Choosing the right olive oil for the right dish or style of cooking is akin to choosing the right wine for your meal. There’s the levels of bitterness and acidity to consider, as well as body and intensity of flavour. Typically, they’re divided into three main categories: delicate, medium, and intense, and can taste anywhere from buttery to peppery and herbaceous. Oils made with younger olives tend to be more bitter, and ones made with olives that are riper have a sweeter taste. Sampling the oil is much like wine tasting too, with a swirl in the glass and inspection of the nose crucial to assessing an oil’s flavour profile. Although it might be tempting to keep a bottle of olive oil in your cupboard for special occasions only, it’s best to use it within 18 months of bottling, or you run the risk of a dull-flavoured drizzle.

If there’s any group of people who are passionate about which oil they use, it’s chefs. So, we asked a selection of London’s best chefs – from those at mainstay restaurants like Italian deli Lina Stores to new players like Caia’s Jessica Donovan – to suggest their favourite olive oils for your kitchen cupboard.

Top olive oil recommendations from London chefs

Capezzana Unfiltered Extra Virgin Olive Oil

Diarmuid Goodwin, head chef at Sager + Wilde Paradise Row 

My favourite olive oil would have to be Capezzana Unfiltered Extra Virgin Olive Oil. This olive oil has a very intense green colour, fruity aroma and a taste of fresh cut grass and artichoke on the palate. It’s beautifully dense and viscous with a long finish. An elegant olive oil, it’s perfect for finishing dishes. It’s a real treat when it’s released every year.

Pepe Extra Virgin Olive Oil from Belazu

Esra Muslu, chef-patron of Zahter

I like to use Pepe Extra Virgin Olive Oil from Belazu. This olive oil is very soft with an intense olive flavour. It’s not peppery; instead, it’s got quite a fruity flavour and I quite like this for my style of food.

Cornicabra Extra Virgin Olive Oil Belazu

Imad Alarnab, chef-patron of Imad’s Syrian Kitchen

For me, Spanish and Greek oil are the best options for cooking. My personal favourite is Spanish single-varietal Cornicabra: this oil is perfect for cooking and dressing. It’s also the closest one to Syrian olive oil, which brings me back to my roots and homeland. I use it for absolutely everything; it’s the essence of Syrian and Mediterranean cooking. My favourite breakfast is actually pitta bread with a drizzle of olive oil.
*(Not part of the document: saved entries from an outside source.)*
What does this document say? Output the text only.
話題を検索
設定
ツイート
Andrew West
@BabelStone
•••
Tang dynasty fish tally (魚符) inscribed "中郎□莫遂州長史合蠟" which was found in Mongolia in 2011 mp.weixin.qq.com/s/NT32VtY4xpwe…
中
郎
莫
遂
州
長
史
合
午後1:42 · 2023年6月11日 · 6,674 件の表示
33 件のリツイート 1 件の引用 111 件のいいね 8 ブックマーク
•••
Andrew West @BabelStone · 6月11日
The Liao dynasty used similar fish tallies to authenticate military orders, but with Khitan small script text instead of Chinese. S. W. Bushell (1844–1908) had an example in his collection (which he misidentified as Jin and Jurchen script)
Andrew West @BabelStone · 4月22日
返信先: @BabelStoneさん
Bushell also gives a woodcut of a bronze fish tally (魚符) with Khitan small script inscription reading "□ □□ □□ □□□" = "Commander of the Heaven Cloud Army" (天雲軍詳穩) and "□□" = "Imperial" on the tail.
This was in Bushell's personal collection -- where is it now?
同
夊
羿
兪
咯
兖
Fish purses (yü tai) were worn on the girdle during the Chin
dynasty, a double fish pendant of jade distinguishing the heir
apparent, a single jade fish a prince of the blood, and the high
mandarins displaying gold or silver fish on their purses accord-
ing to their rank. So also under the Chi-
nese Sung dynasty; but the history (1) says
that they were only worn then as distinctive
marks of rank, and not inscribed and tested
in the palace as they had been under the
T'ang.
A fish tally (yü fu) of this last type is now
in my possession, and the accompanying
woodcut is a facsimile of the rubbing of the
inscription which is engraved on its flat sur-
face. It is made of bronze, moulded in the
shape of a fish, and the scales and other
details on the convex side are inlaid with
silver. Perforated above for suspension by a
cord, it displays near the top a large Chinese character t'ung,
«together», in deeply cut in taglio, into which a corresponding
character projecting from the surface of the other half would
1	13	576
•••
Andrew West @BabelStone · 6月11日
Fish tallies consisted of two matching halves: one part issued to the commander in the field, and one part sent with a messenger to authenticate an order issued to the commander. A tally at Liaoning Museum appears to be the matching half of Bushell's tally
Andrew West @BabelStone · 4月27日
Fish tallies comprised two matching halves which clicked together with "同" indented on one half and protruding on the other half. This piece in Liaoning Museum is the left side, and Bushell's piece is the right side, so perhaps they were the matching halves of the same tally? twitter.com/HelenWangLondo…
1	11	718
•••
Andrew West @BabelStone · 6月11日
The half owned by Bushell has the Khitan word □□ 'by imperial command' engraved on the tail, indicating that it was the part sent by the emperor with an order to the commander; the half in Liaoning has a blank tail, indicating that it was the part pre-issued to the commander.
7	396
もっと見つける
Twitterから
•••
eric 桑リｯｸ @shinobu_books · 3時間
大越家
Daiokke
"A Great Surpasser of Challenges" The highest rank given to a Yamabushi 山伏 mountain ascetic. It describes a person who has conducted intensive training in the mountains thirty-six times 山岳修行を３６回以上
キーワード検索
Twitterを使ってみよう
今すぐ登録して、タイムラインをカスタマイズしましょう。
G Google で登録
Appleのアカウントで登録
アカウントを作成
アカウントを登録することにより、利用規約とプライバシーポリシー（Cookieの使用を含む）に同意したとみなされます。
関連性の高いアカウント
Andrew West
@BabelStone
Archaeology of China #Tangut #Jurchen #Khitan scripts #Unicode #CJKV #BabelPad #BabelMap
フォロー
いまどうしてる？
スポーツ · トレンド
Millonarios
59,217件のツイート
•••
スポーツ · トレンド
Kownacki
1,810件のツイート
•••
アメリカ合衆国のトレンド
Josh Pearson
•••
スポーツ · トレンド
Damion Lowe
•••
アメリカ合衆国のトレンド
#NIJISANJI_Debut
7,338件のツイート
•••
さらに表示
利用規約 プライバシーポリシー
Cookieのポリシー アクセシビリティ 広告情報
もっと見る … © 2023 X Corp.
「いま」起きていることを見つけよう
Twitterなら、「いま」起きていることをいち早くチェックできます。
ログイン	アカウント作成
La Bandiera olive oilLa Bandiera olive oil

Jacob Kenedy, chef-patron of Bocca di Lupo 

I pour La Bandiera olive oil, from Tuscany, both at my home table and at Bocca di Lupo. It is made by a friend of mine, but I enjoy it not for nepotism, but for flavour. It’s among the finest Tuscan oils I have tried so far from one of the oldest family estates in the region of Bolgheri. For some reason, it is insanely good value (£60 for five litres) – so when I fatten myself up in November on fett’unta (slices of bread drowned in a ridiculous amount of verdant, new-season oil and a sprinkling of crunchy salt), I don’t need to feel too guilty.

Lina stores olive oil

Masha Rener, head chef at Lina Stores

I have always been very outspoken about my love for Sicily, so it’s no surprise that Lina Stores’ oil comes from a remote part of this region – the Nebrodi mountains, immediately northwest of Mount Etna. This unique environment allows producers to create a monocultivar olive oil made with Tonda Iblea olives. It’s great for cooking with fish and meat given its almost buttery consistency, but in my opinion, the best way to taste it is on a bruschetta.

Terra Creta olive oil

Oded Oren, chef-patron of Oren 

I’ve been using Terra Creta olive oil for the last five or six years now. I particularly like this olive oil because of its low acidity and fruitiness. It’s a beautifully balanced olive oil which works really well with our food at Oren as it’s not overpowering. It’s very subtle and works perfectly as a dressing for a leafy salad or as a finishing touch over raw fish.